Alguns textos pequenos me ensinaram muito sobre liberdade. Um é do Nietzsche, o filósofo alemão: "Nunca é alto o preço a se pagar pelo privilégio de pertencer a si mesmo". Ele podia usar qualquer termo, mas ele usa "privilégio"; pertencer a si mesmo é um privilégio, é algo que é pra poucos. Porque é muito difícil você conseguir se libertar a ponto de não pertencer a nada ou a ninguém. Tem outra frase que eu li que fala que: "Quem não se movimenta, não percebe as correntes que o aprisionam" (Rosa Luxemburgo). Tem que se movimentar pra sentir que tem alguma coisa te prendendo, e você vai se soltando a medida que você vai conhecendo e reconhecendo aquilo que te limita.

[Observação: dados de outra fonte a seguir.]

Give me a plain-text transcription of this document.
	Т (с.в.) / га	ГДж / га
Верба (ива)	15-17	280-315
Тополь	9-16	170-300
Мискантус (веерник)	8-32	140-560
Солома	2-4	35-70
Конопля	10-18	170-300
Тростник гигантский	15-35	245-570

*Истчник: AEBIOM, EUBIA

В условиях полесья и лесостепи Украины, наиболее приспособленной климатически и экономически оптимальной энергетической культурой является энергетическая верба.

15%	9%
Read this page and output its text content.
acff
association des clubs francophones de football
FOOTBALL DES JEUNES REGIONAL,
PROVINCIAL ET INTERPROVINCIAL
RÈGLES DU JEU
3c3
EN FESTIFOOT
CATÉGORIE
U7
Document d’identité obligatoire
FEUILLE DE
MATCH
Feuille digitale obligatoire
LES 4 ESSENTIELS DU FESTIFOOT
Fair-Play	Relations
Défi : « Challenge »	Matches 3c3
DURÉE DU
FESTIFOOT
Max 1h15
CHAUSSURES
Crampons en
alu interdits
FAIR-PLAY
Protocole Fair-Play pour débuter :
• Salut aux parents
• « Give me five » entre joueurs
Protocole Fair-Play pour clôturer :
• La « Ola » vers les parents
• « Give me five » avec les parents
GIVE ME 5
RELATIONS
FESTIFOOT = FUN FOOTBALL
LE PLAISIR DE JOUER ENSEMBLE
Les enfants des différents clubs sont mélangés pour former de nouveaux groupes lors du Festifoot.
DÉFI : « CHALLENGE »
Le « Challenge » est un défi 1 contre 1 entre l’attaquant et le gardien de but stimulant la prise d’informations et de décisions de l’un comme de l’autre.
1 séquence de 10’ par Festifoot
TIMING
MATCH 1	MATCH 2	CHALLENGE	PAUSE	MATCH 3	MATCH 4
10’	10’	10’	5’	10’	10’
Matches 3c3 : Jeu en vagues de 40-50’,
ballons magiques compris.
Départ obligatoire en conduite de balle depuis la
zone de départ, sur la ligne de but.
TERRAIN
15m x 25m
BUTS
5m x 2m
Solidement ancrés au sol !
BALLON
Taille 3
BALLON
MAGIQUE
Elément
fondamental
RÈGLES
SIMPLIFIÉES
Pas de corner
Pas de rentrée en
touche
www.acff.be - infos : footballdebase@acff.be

Então, esse álbum traz muito sobre emancipação. O terceiro texto é de um filósofo africano chamado Fu-Kiau, que fala que: "todo mundo nasce com o sol do meio-dia aceso". A medida que a gente vai crescendo, pelas dificuldades, traumas, preconceitos, esse sol vai se apagando. Então ele fala que a gente tem que acender o nosso sol do meio-dia. Eu comecei a refletir sobre isso e pensar que, se o sol está dentro de mim, então liberdade não é pra fora, é pra dentro. Não adianta nada estar livre se a mente, se o corpo ou se o espírito não está também. Então todas as canções desse álbum novo começaram a partir desse processo de reflexão sobre liberdade.
A música mesmo com Kaê Guajajara eu tinha escrito pensando sobre essa coisa da não monogamia e sobre liberdade de afeto, e a música fala: "Preciso me amar, quero me ver sorrir, quero me abraçar / Pra eu me reconhecer, pra eu poder entender o que eu posso te dar / Nunca mais performar a versão que você tem de mim / Te olhar nos olhos e dizer que eu te amo assim". O amor por você primeiro é pra mim, e o amor por você é um reflexo do que eu sinto por mim primeiro. O álbum inteiro segue esse processo sobre autoconhecimento e liberdade.